In a separate proceeding, in the Paula Jones civil litigation, the president actually did receive a subpoena and testified, you know, before a grand jury. He gave video testimony from the White House. The grand jury was somewhere else. But he was compelled to testify.

Again, I think that is an important precedent here. The president, President Trump, needs to understand that he cannot simply resist. He cannot simply say no. I don't think he yet, or some of the people on his legal team yet appreciate that the judicial branch is going to ensure that he not posture himself as being above the law.

BLITZER: Well one argument that I've heard from some lawyers, I don't know if the president's going to do this and it's -- it's probably remote, is he could plead the Fifth and not answer questions.

QUINN: I think the likelihood of that is almost nil. I mean, let's remember that this president said people who plead the fifth are guilty. That the optics of it, as a matter of public opinion, I think, would be terrible for the president. So I don't expect that to happen. But I do think that they're bracing, as it says here, for a showdown. I think they're itching for a fight. But at the end of the day, I think the president -- and I think, frankly, a lawyer like Emmet Flood is not going to let the president adopt a scorched earth approach to all of this.
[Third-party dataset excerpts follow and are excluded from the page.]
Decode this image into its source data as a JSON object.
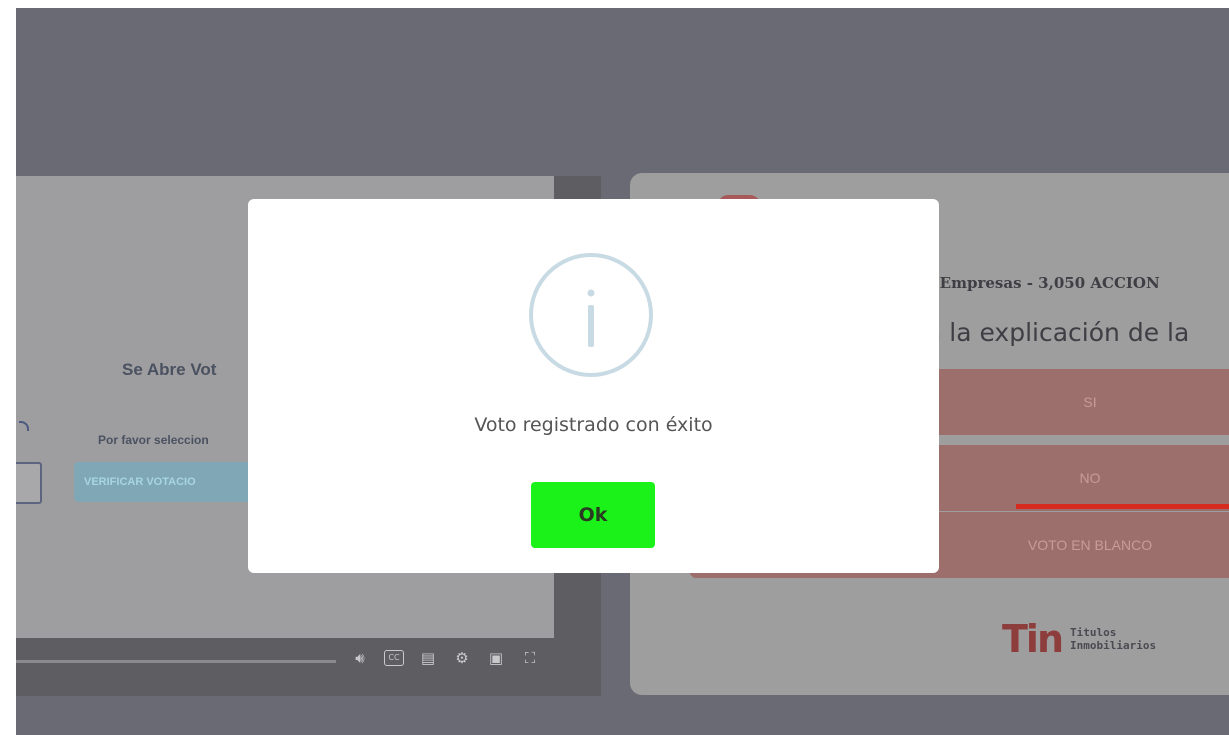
{
  "video_panel": {
    "heading": "Se Abre Vot",
    "sub": "Por favor seleccion",
    "verify_button": "VERIFICAR VOTACIO"
  },
  "vote_panel": {
    "company_line": "2 Empresas - 3,050 ACCION",
    "question": "a la explicación de la",
    "options": [
      "SI",
      "NO",
      "VOTO EN BLANCO"
    ],
    "brand_logo": "Tin",
    "brand_line1": "Titulos",
    "brand_line2": "Inmobiliarios"
  },
  "modal": {
    "icon": "info-icon",
    "message": "Voto registrado con éxito",
    "ok_label": "Ok"
  },
  "colors": {
    "ok_green": "#1af21a",
    "info_ring": "#c8dae3",
    "overlay": "#6a6a74",
    "accent_red": "#d72b20"
  }
}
BLITZER: Very quickly, his threat at the Justice Department today in this tweet this morning, what did you think about that?

QUINN: I think it's terrible. I mean I -- look, the president, in doing things like that, is essentially saying, I'm going to take the prosecutors off the field. I may fire Rosenstein, I may fire Mueller. And he's also holding out the prospect of eliminating witnesses by granting them pardons. Think about that. If you eliminate the prosecutors and you eliminate the witnesses, you eliminate the case, there's no way that the American system of justice will tolerate that.
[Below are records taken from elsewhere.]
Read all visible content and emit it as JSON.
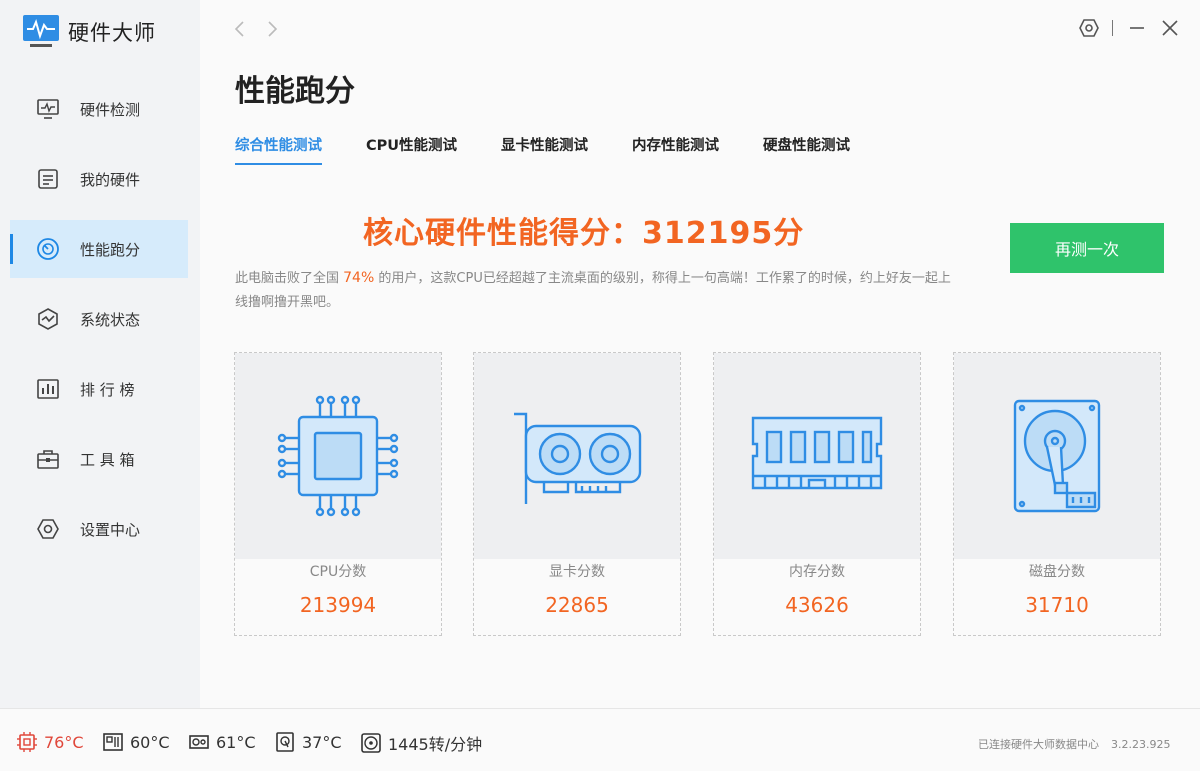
{
  "app": {
    "name": "硬件大师"
  },
  "colors": {
    "accent": "#2f8de4",
    "score": "#f26522",
    "retest": "#2fc36b",
    "hot": "#e0473a"
  },
  "sidebar": {
    "items": [
      {
        "label": "硬件检测",
        "icon": "monitor-icon",
        "active": false
      },
      {
        "label": "我的硬件",
        "icon": "hardware-list-icon",
        "active": false
      },
      {
        "label": "性能跑分",
        "icon": "speedometer-icon",
        "active": true
      },
      {
        "label": "系统状态",
        "icon": "system-status-icon",
        "active": false
      },
      {
        "label": "排 行 榜",
        "icon": "ranking-icon",
        "active": false
      },
      {
        "label": "工 具 箱",
        "icon": "toolbox-icon",
        "active": false
      },
      {
        "label": "设置中心",
        "icon": "settings-hex-icon",
        "active": false
      }
    ]
  },
  "page": {
    "title": "性能跑分",
    "tabs": [
      "综合性能测试",
      "CPU性能测试",
      "显卡性能测试",
      "内存性能测试",
      "硬盘性能测试"
    ],
    "active_tab": 0,
    "headline": "核心硬件性能得分：312195分",
    "retest_label": "再测一次",
    "desc_pre": "此电脑击败了全国 ",
    "desc_pct": "74%",
    "desc_post": " 的用户，这款CPU已经超越了主流桌面的级别，称得上一句高端！工作累了的时候，约上好友一起上线撸啊撸开黑吧。"
  },
  "cards": [
    {
      "label": "CPU分数",
      "value": "213994",
      "icon": "cpu-chip-icon"
    },
    {
      "label": "显卡分数",
      "value": "22865",
      "icon": "graphics-card-icon"
    },
    {
      "label": "内存分数",
      "value": "43626",
      "icon": "memory-module-icon"
    },
    {
      "label": "磁盘分数",
      "value": "31710",
      "icon": "hard-disk-icon"
    }
  ],
  "status": {
    "cpu_temp": "76°C",
    "board_temp": "60°C",
    "gpu_temp": "61°C",
    "disk_temp": "37°C",
    "fan_speed": "1445转/分钟",
    "connection": "已连接硬件大师数据中心",
    "version": "3.2.23.925"
  }
}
[13:25:05] BLITZER: Jack Quinn, thanks so much for joining us.

QUINN: You bet. BLITZER: As he blasted Hillary Clinton over her health, the president's long-time doctor released a glowing letter about Donald Trump's extraordinary health. But it turns out, we're learning right now, the doctor says that Trump dictated that letter. So is it a fraud? There's lots to discuss and assess.

We'll be right back.

(COMMERCIAL BREAK)

BLITZER: We have a major revelation about that odd letter President Trump doctor released during the presidential campaign. It's the one that claimed that Donald Trump would be the healthiest president in history if elected. It also gushed about his extraordinary stamina. Now President Trump's doctor tells CNN that while he signed that glowing letter, he didn't actually write it. Instead, he says it was dictated to him by then candidate Donald Trump himself.

[13:30:07] Let's discuss with CNN politics reporter, editor-at-large, Chris Cillizza, who's over at the magic wall for us.